April 25, 2012

Harvard College. Photo: Flickr/Matthew Boyer

Should taxpayers subsidize students attending Harvard? Photo: Flickr/Matthew Boyer

As President Obama travels the country urging continued federal subsidies for higher education, The Heritage Foundation’s Lindsey Burke weighs in on the issue in an interview with the Washington Post:

Keeping interest rates artificially low will fail to drive down college costs in the long run. Colleges will once again be able to increase costs, and students with easy access to low-interest loans will once again be able to pay. The Obama administration has significantly increased federal involvement in the student loan industry, effectively nationalizing student lending through language buried in Obamacare, by continuing to increase federal subsidies, and by “forgiving” student loans altogether after 20 years on the backs of taxpayers. But these policies only exacerbate the college cost crisis, continuing a vicious cycle whereby college costs rise in tandem with ever-increasing federal subsidies.

Read all Heritage research on higher education here.

What do you think the federal government’s role should be in higher education?

Comments (9)

artlang - April 26, 2012

Government subsidies are enabling poor performing universities to stay alive and continue the burden of tenure while raising prices for a product with a terrible ROI.

Betty - April 26, 2012

I feel like the government (you and me) are paying for higher eduction when the student needs to get the money by working for it. Also, the education department should not be federal. it should be in the state’s hands.
Mrs. Charles Hamilton

Jan Emerson - April 26, 2012

My husband and I paid for my college education, and the costs for our three children. There is no reason why I should have to pay for the education of other people’s children. The government should provide low interest loans which should be paid in full within twenty years. We need to educate students in high school so they know how to budget their money, and not incur expenses they (and their parents) cannot pay back. How dumb! If loans are forgiven after twenty years, no one will pay them!
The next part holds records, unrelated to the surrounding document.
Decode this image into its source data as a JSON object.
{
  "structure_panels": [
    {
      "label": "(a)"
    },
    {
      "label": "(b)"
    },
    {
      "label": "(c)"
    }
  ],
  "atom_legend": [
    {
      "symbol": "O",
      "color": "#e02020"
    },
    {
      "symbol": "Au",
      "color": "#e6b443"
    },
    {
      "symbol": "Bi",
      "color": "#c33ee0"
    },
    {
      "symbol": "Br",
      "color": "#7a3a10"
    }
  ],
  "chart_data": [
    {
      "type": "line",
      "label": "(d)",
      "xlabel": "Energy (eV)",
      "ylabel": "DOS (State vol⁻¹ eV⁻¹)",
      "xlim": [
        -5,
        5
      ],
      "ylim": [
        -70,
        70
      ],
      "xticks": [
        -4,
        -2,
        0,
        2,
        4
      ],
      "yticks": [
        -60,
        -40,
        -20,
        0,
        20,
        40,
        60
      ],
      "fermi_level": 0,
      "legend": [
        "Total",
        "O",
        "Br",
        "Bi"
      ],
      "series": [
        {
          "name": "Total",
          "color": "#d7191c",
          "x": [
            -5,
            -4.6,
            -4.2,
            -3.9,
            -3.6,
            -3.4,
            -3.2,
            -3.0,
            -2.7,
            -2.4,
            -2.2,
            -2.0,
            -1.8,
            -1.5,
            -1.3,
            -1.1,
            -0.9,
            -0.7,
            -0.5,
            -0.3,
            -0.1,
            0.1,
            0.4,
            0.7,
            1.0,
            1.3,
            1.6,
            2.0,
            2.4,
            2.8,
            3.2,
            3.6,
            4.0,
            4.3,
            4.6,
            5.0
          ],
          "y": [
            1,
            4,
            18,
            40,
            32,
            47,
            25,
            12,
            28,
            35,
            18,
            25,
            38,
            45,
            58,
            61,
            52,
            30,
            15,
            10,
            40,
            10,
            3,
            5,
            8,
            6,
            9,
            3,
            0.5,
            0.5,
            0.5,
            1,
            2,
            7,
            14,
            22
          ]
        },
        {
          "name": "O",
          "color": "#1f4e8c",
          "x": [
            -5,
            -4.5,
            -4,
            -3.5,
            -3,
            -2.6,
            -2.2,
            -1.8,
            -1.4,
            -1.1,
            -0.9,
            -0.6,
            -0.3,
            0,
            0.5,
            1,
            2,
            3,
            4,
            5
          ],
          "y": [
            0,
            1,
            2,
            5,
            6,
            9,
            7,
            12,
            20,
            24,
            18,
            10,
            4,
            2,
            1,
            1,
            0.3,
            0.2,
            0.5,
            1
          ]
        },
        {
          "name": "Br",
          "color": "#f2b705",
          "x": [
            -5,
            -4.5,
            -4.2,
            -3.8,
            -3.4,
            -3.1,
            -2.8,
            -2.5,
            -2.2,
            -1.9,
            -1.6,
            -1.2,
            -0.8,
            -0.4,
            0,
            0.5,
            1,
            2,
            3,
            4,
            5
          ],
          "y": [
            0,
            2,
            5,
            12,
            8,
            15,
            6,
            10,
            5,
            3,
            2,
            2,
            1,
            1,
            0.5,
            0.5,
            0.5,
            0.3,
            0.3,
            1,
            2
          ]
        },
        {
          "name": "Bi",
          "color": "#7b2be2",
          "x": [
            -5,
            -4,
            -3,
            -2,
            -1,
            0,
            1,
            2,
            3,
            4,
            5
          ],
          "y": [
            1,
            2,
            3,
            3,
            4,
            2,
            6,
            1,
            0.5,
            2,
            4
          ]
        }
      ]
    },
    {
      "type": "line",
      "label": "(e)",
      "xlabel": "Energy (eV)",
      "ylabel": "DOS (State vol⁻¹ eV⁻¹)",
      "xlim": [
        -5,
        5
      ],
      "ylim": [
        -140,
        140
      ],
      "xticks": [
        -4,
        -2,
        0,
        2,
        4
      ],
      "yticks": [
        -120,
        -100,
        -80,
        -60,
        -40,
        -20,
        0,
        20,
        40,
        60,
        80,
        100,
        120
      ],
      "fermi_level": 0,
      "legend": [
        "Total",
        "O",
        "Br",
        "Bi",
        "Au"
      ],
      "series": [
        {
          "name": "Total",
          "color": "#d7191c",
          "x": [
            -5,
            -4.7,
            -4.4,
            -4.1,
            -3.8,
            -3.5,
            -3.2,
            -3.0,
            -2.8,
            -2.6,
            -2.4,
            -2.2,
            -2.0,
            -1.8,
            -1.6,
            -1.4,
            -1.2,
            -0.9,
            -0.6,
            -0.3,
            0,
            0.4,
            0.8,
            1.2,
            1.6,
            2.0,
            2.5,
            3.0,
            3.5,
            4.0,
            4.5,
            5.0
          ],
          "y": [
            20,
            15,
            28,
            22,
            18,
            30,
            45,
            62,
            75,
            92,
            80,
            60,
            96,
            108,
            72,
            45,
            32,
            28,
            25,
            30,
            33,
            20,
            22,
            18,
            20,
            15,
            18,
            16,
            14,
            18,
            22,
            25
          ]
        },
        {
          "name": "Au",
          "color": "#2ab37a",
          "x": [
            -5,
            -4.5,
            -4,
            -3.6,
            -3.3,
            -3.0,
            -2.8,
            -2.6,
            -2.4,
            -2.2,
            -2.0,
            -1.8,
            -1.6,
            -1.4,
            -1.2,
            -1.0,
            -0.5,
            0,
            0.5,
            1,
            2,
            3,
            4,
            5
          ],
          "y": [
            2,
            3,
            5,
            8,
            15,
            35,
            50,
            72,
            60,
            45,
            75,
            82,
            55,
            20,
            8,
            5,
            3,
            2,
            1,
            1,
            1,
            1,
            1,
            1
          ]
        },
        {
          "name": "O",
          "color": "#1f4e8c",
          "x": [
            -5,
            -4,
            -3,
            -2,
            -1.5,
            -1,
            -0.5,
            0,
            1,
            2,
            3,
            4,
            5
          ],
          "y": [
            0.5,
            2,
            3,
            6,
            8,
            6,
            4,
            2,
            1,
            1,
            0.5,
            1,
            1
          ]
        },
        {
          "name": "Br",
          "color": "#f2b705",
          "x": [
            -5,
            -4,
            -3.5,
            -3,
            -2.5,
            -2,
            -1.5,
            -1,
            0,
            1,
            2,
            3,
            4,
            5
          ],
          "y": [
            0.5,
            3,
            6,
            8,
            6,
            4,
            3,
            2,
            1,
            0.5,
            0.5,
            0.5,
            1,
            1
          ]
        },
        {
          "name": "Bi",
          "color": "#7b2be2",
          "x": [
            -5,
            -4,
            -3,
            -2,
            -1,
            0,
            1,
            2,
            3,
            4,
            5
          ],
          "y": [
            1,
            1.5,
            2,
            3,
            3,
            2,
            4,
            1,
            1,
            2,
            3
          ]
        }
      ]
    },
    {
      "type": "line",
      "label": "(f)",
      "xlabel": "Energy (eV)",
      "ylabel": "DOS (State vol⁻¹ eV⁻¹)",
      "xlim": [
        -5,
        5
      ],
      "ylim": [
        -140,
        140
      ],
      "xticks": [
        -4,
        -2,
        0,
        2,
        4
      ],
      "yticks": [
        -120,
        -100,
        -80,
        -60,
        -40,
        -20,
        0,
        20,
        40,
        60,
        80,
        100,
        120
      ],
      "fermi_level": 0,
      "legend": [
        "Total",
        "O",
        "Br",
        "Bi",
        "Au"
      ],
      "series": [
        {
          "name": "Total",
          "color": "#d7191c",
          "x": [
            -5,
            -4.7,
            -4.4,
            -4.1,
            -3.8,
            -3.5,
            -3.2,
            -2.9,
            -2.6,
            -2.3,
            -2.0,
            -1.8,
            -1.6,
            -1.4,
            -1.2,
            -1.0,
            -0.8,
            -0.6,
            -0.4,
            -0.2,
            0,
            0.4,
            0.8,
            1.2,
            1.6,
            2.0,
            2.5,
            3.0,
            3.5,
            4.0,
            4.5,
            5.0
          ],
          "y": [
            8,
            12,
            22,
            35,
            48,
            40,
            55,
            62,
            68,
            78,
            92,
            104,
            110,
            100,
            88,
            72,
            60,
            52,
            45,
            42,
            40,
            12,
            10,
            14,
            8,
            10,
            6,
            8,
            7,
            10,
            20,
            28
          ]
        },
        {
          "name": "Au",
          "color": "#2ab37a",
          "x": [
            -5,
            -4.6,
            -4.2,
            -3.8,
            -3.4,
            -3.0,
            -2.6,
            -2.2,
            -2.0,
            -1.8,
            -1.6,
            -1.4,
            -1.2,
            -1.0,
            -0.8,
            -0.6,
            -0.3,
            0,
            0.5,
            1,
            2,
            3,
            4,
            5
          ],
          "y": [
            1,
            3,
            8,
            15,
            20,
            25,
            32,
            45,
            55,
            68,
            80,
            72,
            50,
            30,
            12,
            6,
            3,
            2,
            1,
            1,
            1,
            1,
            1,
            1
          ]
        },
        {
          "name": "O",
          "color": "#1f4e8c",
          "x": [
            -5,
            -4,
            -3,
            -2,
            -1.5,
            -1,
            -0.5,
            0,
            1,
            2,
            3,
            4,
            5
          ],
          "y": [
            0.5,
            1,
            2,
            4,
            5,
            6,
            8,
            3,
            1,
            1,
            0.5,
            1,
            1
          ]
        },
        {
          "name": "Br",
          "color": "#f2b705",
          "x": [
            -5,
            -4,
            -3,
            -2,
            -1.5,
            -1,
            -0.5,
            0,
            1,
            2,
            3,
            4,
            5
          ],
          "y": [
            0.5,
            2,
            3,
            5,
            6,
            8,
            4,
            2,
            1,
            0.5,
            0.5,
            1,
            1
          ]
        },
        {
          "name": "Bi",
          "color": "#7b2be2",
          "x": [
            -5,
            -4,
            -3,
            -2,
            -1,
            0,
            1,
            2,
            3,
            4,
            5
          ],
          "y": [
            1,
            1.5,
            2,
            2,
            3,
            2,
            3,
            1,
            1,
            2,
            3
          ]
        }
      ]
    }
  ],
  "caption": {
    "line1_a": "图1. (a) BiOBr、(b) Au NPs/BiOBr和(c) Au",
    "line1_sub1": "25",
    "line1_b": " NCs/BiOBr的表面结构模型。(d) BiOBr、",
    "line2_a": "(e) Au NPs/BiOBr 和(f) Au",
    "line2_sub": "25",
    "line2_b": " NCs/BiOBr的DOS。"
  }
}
Joseph McKennan - April 28, 2012

It seems peculiar to me that advocates of free college generally support the notion of Darwin. You know, that survival of the fittest thing.
I think that a college education is a personal choice based on personal interests. The stronger a person’s interest, the more that person is likely to excel in it.
I have seen the results of the handout mentality. Instead of searching for answers to problems in their chosen field they look to benefactors to ease the way or referee what is important to elucidate for the good of humanity.
I am convinced, based on my own experience that paying for the knowledge yourself is part of the process.
Einstein, Bohr, Heisenberg etc would never have done what they did if they hadn’t worked for it and used education enhanced abilities to achieve what they did.
A leader who promises freebies is not a leader but a deciever with an agenda.